Let $f\in C([a,b],\mathbb{R})$ such that $\displaystyle\int_{a}^{b} t^nf(t)dt=0$ for all integer n. We know that $f\equiv 0$. It's "easy" to prove with Weierstrass theorem or with How to prove that $\,\,f\equiv 0,$ without using Weierstrass theorem?

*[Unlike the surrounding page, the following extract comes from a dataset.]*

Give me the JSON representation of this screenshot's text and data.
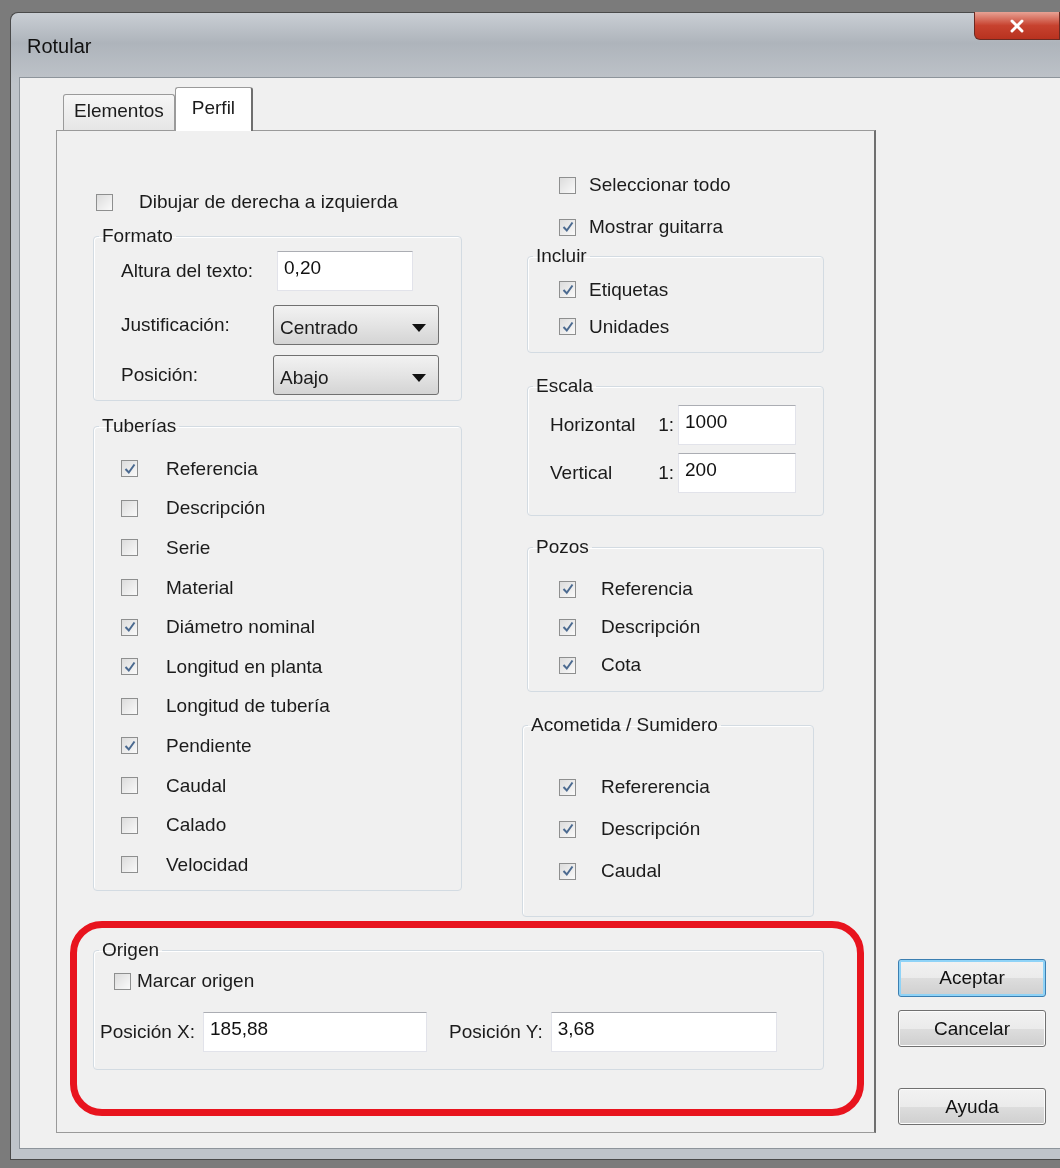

- This theorem is wrong on $\mathbb{R^+}$, we can choose : $$f(x)=\exp(-x^{\frac{1}{4}})\sin(x^\frac{1}{4})$$
Let $$ I_n=\displaystyle\int_{0}^{+\infty}t^n\exp(-\omega t)dt=\frac{n!}{\omega^{n+1}},\quad n\in \mathbb{N}, \quad \omega=exp(\frac{i\pi}{4}) $$ Proof. $$ |t^n\exp(-\omega t)|=t^n\exp \bigr(\frac{-t \sqrt{2}}{2}\bigl)\in L^1(\mathbb{R}) $$ by integration by parts we get $$ I_n=\frac{n}{\omega}I_{n-1} $$ Thus,
$$ I_n=\frac{n!}{\omega^{n+1}} $$
Plus for $n\geq 1$, $\quad \omega^{4(n+1)}=-(1)^{n+1}$
Then, $$ I_{4n+3}\in \mathbb{R} $$
Therefore, $$ 0=\Im(I_{4n+3})=\displaystyle\int_{0}^{+\infty}x^nf(x)dx $$
- Let $f:\mathbb{R}_+ \longrightarrow \mathbb{C}$,
I would like to prove the existence of a function $f$ such that $\int_{0}^{+\infty}t^n f(t)dt=0$,
In fact this example it's not mine (I have already read it in a book) and the question is to find $f:\mathbb{R}_+ \longrightarrow \mathbb{C}$. So I would like to know if we can proove the existence more generally or just how can I construct a such function.
Thank you in advance,